Invece, una siffatta disparità ingiustificata si verrebbe a creare proprio in caso di applicazione “patteggiata” di una sanzione pecuniaria, dal momento che la persona fisica andrebbe sempre esente dal pagamento delle spese (a norma dell’art. 445 comma 1 c.p.p.), mentre l’ente sarebbe tenuto al relativo pagamento, se non altro quando, a seguito di ragguaglio, tale sanzione superasse i due anni di pena detentiva.

Interessante è il rilievo della pronuncia in esame sulla equiparabilità tra la “pena” pecuniaria per le persone fisiche e la “sanzione” pecuniaria per le persone giuridiche. Si è in presenza, per la Cassazione, di strumenti sanzionatori del tutto simili tra loro, giacché la diversa denominazione è imposta non da differenze ontologiche tra gli stessi, bensì soltanto dalla natura della responsabilità da reato degli enti definita “amministrativa” nel nome ma, nella sostanza, in tutto assimilabile a quella penale.

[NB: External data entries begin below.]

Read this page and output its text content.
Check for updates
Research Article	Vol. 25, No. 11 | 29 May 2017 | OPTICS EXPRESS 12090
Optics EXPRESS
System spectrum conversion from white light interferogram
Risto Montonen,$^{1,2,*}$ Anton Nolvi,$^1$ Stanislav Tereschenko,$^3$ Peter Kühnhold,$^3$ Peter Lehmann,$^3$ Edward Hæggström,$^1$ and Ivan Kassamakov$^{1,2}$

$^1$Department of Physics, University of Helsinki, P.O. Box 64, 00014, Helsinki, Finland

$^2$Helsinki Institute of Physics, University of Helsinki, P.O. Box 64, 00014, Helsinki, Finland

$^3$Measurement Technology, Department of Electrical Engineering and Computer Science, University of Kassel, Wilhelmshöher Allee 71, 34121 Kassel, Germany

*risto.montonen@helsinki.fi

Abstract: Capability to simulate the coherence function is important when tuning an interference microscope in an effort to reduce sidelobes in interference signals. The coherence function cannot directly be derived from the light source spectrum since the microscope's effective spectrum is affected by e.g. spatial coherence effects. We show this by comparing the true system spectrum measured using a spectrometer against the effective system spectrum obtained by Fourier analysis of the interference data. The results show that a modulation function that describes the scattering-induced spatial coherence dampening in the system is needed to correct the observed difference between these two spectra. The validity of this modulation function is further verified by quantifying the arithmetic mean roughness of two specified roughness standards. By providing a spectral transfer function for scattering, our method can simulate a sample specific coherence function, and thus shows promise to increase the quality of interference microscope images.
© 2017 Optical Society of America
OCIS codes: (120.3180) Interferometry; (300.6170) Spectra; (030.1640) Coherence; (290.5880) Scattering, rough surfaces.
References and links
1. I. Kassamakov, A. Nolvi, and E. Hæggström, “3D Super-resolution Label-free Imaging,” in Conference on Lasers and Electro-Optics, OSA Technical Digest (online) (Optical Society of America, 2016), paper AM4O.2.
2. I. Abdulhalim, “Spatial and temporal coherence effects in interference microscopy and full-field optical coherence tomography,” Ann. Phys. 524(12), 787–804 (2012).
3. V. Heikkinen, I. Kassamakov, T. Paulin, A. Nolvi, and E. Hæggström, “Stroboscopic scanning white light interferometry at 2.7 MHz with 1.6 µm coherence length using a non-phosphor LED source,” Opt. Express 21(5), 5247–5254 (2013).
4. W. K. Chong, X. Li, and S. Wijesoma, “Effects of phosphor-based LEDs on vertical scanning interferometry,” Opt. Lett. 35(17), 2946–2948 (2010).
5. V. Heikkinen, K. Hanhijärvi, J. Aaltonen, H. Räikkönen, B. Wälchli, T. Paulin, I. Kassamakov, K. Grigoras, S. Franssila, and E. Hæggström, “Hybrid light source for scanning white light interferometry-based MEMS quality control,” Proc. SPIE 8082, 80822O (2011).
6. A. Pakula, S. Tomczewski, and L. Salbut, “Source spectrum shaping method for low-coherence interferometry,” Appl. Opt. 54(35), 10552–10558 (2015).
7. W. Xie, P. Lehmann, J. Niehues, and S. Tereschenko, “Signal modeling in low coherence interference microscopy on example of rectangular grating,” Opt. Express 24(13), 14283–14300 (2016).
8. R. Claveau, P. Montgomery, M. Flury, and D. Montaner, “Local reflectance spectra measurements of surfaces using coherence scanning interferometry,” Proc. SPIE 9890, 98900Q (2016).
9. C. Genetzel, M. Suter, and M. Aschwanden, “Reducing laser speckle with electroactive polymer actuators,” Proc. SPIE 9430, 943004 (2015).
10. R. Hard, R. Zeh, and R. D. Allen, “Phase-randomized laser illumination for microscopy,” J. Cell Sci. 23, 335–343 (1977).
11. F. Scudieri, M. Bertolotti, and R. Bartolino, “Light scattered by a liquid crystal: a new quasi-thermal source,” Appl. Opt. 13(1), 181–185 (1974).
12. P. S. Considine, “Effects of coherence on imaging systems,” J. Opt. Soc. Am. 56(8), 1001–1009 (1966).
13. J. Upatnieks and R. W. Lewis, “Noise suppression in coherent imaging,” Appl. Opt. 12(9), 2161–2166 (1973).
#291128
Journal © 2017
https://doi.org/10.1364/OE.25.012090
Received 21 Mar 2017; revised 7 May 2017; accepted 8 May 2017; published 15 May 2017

Nel caso di specie, non può condurre ad un diverso esito la circostanza per cui il tribunale di merito abbia ravvisato i presupposti per l’applicazione nei confronti dell’ente – anche – di una sanzione interdittiva, tuttavia sostituendola con la nomina di un commissario giudiziale, a norma dell’art. 15 del DLgs. 231/2001. Come si evince dal testo della norma, infatti, la nomina di un commissario rappresenta lo strumento specificamente previsto dal legislatore per “la prosecuzione dell’attività dell’ente” e “in luogo dell’applicazione della sanzione” interdittiva, che impedirebbe tale prosecuzione e, comunque, ne limiterebbe significativamente l’àmbito operativo.

Si rileva agevolmente, dunque, come il commissariamento non possa essere annoverato tra le sanzioni amministrative applicabili all’ente (non a caso, infatti, esso non è compreso nel relativo catalogo di cui all’art. 9 del decreto medesimo), bensì rappresenti una misura del tutto diversa da quelle, per natura e funzioni, alternativa rispetto ad esse nonché precipuamente volta ad evitarne alcuni “effetti collaterali” (cfr. Cass. n. 43108/2011).